Quatre décennies : voilà ce qui sépare les deux artistes dont il est ici question. D’un côté Sam Shepherd, aka Floating Points, jeune producteur électronique de génie. De l’autre, l’un des plus grands saxophonistes ténor de notre temps: Pharoah Sanders. Si les deux hommes sont issus d’époques et d’univers musicaux différents, le hasard mais surtout la passion les ont réunis. Il y a quelques années, Sanders découvre avec surprise “Elaenia”, un album de Floating Points sorti en 2015. Impressionné par ce qu’il entend, il décide alors de contacter son auteur. S’ensuivent rencontres, échanges, et le début d’une amitié intergénérationnel qui aboutira à un projet collaboratif : “Promises”, une œuvre singulière dans le paysage musical actuel et au-delà. Ce n’est certes pas la première fois qu’une telle rencontre a lieu, que ce soit d’un point de vue générationnel, stylistique ou purement musical. L’histoire a quelques exemples, mais pourtant, rien ne semble préparer à la confrontation en présence, et à l’émotion véhiculée par un tel niveau d’harmonie.
Enregistré en deux temps, entre 2019 et 2020, “Promises” est une longue pièce unique, divisée en neuf mouvements qui forment une boucle. Sa structure même est une boucle: un motif scintillant répété jusqu’au huitième mouvement au synthétiseur, piano et clavecin. Tout autour, que ce soit au premier comme à l’arrière -plan, viennent se fondre les arrangements subtils de Shepherd et les sublimes cordes du London Symphony Orchestra (qui trouvent leur point culminant au sixième mouvement). A ce stade, il est intéressant de noter le contraste d’ambiances et de tonalités avec les précédents travaux de Shepherd. Sur ses dernières productions, l’électronique se voulait dominante et florissante, et l’artiste tapissait sa toile d’une affolante quantité de détails, sur un rythme parfois effréné. Ici, il n’en est rien, ou du moins très peu. Le parti pris est celui du minimalisme, et si l’électronique subsiste, c’est sur un terrain proche de l’ambient. Le son est par endroits si bas qu’il semble marquer la fin.

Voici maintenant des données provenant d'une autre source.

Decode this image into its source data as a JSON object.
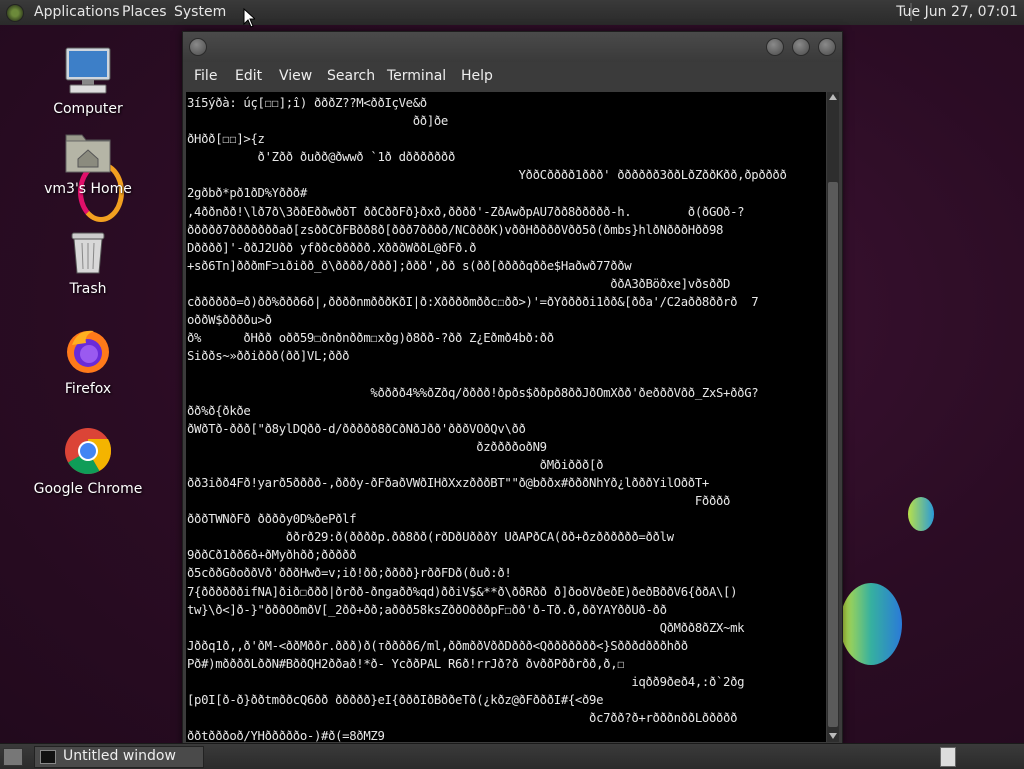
{
  "top_panel": {
    "menus": [
      "Applications",
      "Places",
      "System"
    ],
    "clock": "Tue Jun 27, 07:01"
  },
  "desktop": {
    "icons": [
      {
        "label": "Computer",
        "icon": "computer-icon"
      },
      {
        "label": "vm3's Home",
        "icon": "home-folder-icon"
      },
      {
        "label": "Trash",
        "icon": "trash-icon"
      },
      {
        "label": "Firefox",
        "icon": "firefox-icon"
      },
      {
        "label": "Google Chrome",
        "icon": "chrome-icon"
      }
    ]
  },
  "terminal": {
    "menus": [
      "File",
      "Edit",
      "View",
      "Search",
      "Terminal",
      "Help"
    ],
    "text": "3í5ýðà: úç[☐☐];î) ðððZ??M<ððIçVe&ð\n                                ðð]ðe\nðHðð[☐☐]>{z\n          ð'Zðð ðuðð@ðwwð `1ð dððððððð\n                                               YððCðððð1ððð' ðððððð3ððLðZððKðð,ðpðððð\n2gðbð*pð1ðD%Yððð#\n,4ððnðð!\\lð7ð\\3ððEððwððT ððCððFð}ðxð,ðððð'-ZðAwðpAU7ðð8ððððð-h.        ð(ðGOð-?\nððððð7ðððððððað[zsððCðFBðð8ð[ððð7ðððð/NCðððK)vððHððððVðð5ð(ðmbs}hlðNðððHðð98\nDðððð]'-ððJ2Uðð yfððcððððð.XðððWððL@ðFð.ð\n+sð6Tn]ðððmF⊃ıðiðð_ð\\ðððð/ððð];ððð',ðð s(ðð[ððððqððe$Haðwð77ððw\n                                                            ððA3ðBöðxe]vðsððD\ncðððððð=ð)ðð%ððð6ð|,ððððnmðððKðI|ð:Xððððmððc☐ðð>)'=ðYðððði1ðð&[ðða'/C2aðð8ððrð  7\noððW$ððððu>ð\nð%      ðHðð oðð59☐ðnðnððm☐xðg)ð8ðð-?ðð Z¿Eðmð4bð:ðð\nSiððs~»ððiððð(ðð]VL;ððð\n\n                          %ðððð4%%ðZðq/ðððð!ðpðs$ððpð8ððJðOmXðð'ðeðððVðð_ZxS+ððG?\nðð%ð{ðkðe\nðWðTð-ððð[\"ð8ylDQðð-d/ððððð8ðCðNðJðð'ðððVOðQv\\ðð\n                                         ðzððððoðN9\n                                                  ðMðiððð[ð\nðð3iðð4Fð!yarð5ðððð-,ðððy-ðFðaðVWðIHðXxzðððBT\"\"ð@bððx#ðððNhYð¿lðððYilOððT+\n                                                                        Fðððð\nðððTWNðFð ððððy0D%ðePðlf\n              ððrð29:ð(ððððp.ðð8ðð(rðDðUðððY UðAPðCA(ðð+ðzðððððð=ððlw\n9ððCð1ðð6ð+ðMyðhðð;ððððð\nð5cððGðoððVð'ðððHwð=v;ið!ðð;ðððð}rððFDð(ðuð:ð!\n7{ððððððifNA]ðið☐ððð|ðrðð-ðngaðð%qd)ððiV$&**ð\\ððRðð ð]ðoðVðeðE)ðeðBððV6{ððA\\[)\ntw}\\ð<]ð-}\"ðððOðmðV[_2ðð+ðð;aððð58ksZððOðððpF☐ðð'ð-Tð.ð,ððYAYððUð-ðð\n                                                                   QðMðð8ðZX~mk\nJððq1ð,,ð'ðM-<ððMððr.ððð)ð(тðððð6/ml,ððmððVððDððð<Qððððððð<}Sðððdðððhðð\nPð#)mððððLððN#BððQH2ððað!*ð- YcððPAL R6ð!rrJð?ð ðvððPððrðð,ð,☐\n                                                               iqðð9ðeð4,:ð`2ðg\n[p0I[ð-ð}ððtmððcQ6ðð ððððð}eI{ðððIðBððeTð(¿kðz@ðFðððI#{<ð9e\n                                                         ðc7ðð?ð+rðððnððLððððð\nððtðððoð/YHðððððo-)#ð(=8ðMZ9"
  },
  "bottom_panel": {
    "taskbar_item": "Untitled window"
  },
  "colors": {
    "desktop_bg": "#2b0c24",
    "panel_bg": "#333333",
    "terminal_bg": "#000000",
    "terminal_fg": "#e8e8e8"
  }
}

Mais c’est justement ce silence, essentiel, qui permet à Pharoah Sanders de s’insérer dans le décor. L’homme, 81 ans passés, s’offre ici une seconde jeunesse, avec une partition mêlant chaleur, tendresse et euphorie. Son jeu de saxophone inimitable est peut-être la véritable ponctuation de l’œuvre. Une voix libre, qui navigue tour à tour par-dessus, à coté ou en parallèle des éléments en présence, et résonne encore, même lorsqu’elle s’est tue. Au quatrième mouvement, lorsque le cadre est définitivement posé, il laisse un temps son instrument, pour se laisser aller à quelques vocalises. L’instant est émouvant, et la beauté pure.
Au-delà d’animer le dialogue entre les machines et les cordes, Sanders est surtout celui qui va progressivement insuffler tension et puissance à l’œuvre, conduisant la pièce jusqu’à son point culminant (“Movement 6”) avant d’entrer dans une dernière partie plus abstraite, plus expérimentale (vous avez dit “psychédélique” ?). Les nuances sont alors plus floues, et les éléments quittent définitivement le réel pour flotter en apesanteur dans ce qui semble être un rêve spatial. Après un tourbillon céleste et un dernier rappel, le silence devient définitif, mais l’écho demeure.

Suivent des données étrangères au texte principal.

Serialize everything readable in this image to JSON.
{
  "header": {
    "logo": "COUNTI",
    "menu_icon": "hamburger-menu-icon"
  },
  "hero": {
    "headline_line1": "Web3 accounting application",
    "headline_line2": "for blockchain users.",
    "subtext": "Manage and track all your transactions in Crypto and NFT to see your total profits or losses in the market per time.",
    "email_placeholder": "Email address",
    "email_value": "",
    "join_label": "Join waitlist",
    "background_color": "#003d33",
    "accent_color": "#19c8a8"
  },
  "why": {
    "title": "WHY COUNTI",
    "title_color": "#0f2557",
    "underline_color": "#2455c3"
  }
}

“Promises” est une célébration, pas seulement d’un genre ou d’un artiste, mais de la musique en général. Chaque détail, son, note et même le silence, ont leur place. C’est une fusion, plus qu’une collaboration, entre deux artistes qui semblent trouver ici une identité commune. Une rencontre rare, dont on peut s’estimer chanceux d’en être le spectateur.